What To Do If You Inherit An IRA Account

by Nov 1, 2018

Dealing with financial matters in the wake of a loved one’s death can be tremendous challenge. But, if you’re the beneficiary and are inheriting an IRA retirement account, there are several important rules in place you’ll need to pay close attention to in order to avoid substantial taxes and penalties. Here’s what you need to know.

Inheriting An IRA From A Spouse

If you are inheriting a traditional IRA from your spouse, you have two options:

  1. Remain a named beneficiary, OR
  2. Add the assets to an existing retirement account

Adding the money to your own account is the simpler option.
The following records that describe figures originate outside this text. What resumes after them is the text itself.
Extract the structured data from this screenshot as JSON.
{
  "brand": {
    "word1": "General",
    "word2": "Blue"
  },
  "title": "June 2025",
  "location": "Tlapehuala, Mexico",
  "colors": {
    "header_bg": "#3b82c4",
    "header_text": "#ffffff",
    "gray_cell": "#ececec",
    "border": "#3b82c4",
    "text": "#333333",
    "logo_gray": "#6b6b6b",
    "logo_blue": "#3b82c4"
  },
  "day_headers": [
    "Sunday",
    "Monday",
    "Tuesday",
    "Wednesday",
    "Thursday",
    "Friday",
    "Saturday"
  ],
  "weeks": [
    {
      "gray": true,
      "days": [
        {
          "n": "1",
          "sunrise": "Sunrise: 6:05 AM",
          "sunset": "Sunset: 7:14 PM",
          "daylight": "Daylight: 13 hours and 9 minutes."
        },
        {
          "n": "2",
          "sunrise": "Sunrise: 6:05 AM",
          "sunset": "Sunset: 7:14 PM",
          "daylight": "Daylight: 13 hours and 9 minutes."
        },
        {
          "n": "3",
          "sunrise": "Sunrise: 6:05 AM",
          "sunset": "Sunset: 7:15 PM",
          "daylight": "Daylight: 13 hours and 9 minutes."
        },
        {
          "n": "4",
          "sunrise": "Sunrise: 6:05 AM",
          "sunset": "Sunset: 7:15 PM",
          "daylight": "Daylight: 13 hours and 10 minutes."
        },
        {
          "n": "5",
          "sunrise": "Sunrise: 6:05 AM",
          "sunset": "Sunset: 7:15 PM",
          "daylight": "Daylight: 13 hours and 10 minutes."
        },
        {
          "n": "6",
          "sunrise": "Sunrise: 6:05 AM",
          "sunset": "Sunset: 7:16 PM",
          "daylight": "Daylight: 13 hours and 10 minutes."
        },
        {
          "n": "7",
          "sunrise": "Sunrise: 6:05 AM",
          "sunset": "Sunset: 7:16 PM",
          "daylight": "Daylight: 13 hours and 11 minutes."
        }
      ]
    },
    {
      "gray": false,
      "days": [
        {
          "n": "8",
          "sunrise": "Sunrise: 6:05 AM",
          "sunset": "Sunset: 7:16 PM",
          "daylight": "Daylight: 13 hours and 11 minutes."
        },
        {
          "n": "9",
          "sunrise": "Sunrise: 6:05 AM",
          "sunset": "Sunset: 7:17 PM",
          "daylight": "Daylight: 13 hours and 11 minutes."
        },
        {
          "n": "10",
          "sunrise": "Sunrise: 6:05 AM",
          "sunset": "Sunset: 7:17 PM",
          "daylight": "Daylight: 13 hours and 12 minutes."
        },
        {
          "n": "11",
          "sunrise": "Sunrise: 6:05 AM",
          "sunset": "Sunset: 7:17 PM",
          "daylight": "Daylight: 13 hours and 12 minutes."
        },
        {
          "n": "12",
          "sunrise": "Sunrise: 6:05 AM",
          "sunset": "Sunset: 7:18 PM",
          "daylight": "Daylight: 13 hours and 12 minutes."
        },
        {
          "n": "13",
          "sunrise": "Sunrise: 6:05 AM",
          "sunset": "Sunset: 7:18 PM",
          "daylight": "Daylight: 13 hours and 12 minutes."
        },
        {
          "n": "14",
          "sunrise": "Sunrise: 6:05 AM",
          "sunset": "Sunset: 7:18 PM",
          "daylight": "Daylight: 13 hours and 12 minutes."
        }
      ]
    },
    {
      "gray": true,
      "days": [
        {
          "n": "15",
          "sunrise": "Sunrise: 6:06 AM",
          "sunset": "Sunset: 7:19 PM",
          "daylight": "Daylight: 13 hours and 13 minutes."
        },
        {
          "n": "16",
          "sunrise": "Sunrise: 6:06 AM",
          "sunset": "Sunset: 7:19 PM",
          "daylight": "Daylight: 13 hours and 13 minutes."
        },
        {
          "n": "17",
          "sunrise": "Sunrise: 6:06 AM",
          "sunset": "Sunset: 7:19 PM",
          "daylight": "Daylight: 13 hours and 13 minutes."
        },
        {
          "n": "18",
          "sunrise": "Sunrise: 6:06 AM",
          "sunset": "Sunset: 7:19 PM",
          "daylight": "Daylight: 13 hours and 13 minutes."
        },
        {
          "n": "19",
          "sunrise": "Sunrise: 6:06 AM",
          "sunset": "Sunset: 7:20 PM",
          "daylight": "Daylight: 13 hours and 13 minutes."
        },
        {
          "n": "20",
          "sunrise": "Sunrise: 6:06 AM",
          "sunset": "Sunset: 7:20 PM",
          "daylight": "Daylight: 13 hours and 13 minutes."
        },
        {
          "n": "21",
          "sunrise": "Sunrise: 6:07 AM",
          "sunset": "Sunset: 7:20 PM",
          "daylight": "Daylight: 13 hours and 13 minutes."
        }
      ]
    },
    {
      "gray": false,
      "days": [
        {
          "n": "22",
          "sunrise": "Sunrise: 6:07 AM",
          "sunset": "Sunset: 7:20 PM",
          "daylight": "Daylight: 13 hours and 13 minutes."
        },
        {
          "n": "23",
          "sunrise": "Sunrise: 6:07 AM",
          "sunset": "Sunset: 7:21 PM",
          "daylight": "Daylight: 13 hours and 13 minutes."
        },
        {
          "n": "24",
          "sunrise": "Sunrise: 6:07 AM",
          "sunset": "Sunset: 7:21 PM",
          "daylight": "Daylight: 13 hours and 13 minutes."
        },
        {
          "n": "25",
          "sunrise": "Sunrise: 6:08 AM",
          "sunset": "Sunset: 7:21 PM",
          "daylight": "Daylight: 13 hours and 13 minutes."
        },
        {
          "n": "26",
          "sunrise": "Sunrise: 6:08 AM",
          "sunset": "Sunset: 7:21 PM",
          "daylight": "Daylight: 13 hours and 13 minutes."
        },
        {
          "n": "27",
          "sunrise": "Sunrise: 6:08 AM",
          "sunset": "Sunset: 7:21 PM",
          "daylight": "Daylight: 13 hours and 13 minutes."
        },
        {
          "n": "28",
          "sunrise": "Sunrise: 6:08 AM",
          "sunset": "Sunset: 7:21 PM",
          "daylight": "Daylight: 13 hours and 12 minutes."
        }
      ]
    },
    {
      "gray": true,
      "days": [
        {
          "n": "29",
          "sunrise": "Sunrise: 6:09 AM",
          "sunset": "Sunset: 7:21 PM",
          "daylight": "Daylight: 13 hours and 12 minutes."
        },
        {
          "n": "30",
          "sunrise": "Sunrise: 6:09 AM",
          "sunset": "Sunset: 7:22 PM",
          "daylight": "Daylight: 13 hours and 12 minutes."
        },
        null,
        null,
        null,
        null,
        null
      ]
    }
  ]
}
You can either retitle the IRA so you’re listed as the owner instead of your spouse, or you can transfer the funds to a separate IRA that you have already set up.

As long as you transfer any distributions to a new account in your name within sixty days, you won’t be taxed on the distribution, and the money can continue to grow tax-deferred in your account as if it had been yours all along.

However, if you’re under fifty nine and a half years old and you want to use the money immediately, you’re actually better off remaining as a named beneficiary. But this means you’ll be subject to the same rules as inheriting children, siblings, or other named beneficiaries.

Inheriting From Someone Other Than A Spouse

Unfortunately, things are a little more complicated when inheriting an IRA from a parent, sibling, other relative, or friend. The two major differences are:

  1. You will not be allowed to transfer the assets from account you inherit into your own retirement account. Instead, you’ll have to make a new inherited IRA account in your name and transfer the funds to this account. AND
  2. You can’t make new contributions to this account, and you’ll be required to take minimum distributions by Dec. 31 of the year following the original owner’s death.

You also won’t have many choices when it comes to how you take the distributions. You can either take a lump-sum payment, or take the money over a five year distribution period. There won’t be any required minimum distributions if you choose option two, but all the money will need to be withdrawn from the account by the end of five years.

Getting Help With Inherited IRA Accounts

If you have recently inherited an IRA or other type of retirement account, it may be worth your time to speak with an experienced financial planner.

Navigating the complex rules and tax laws surrounding inherited investments and retirement accounts can be especially challenging while trying to also manage all the emotions and other arrangements that come with the loss of a loved one.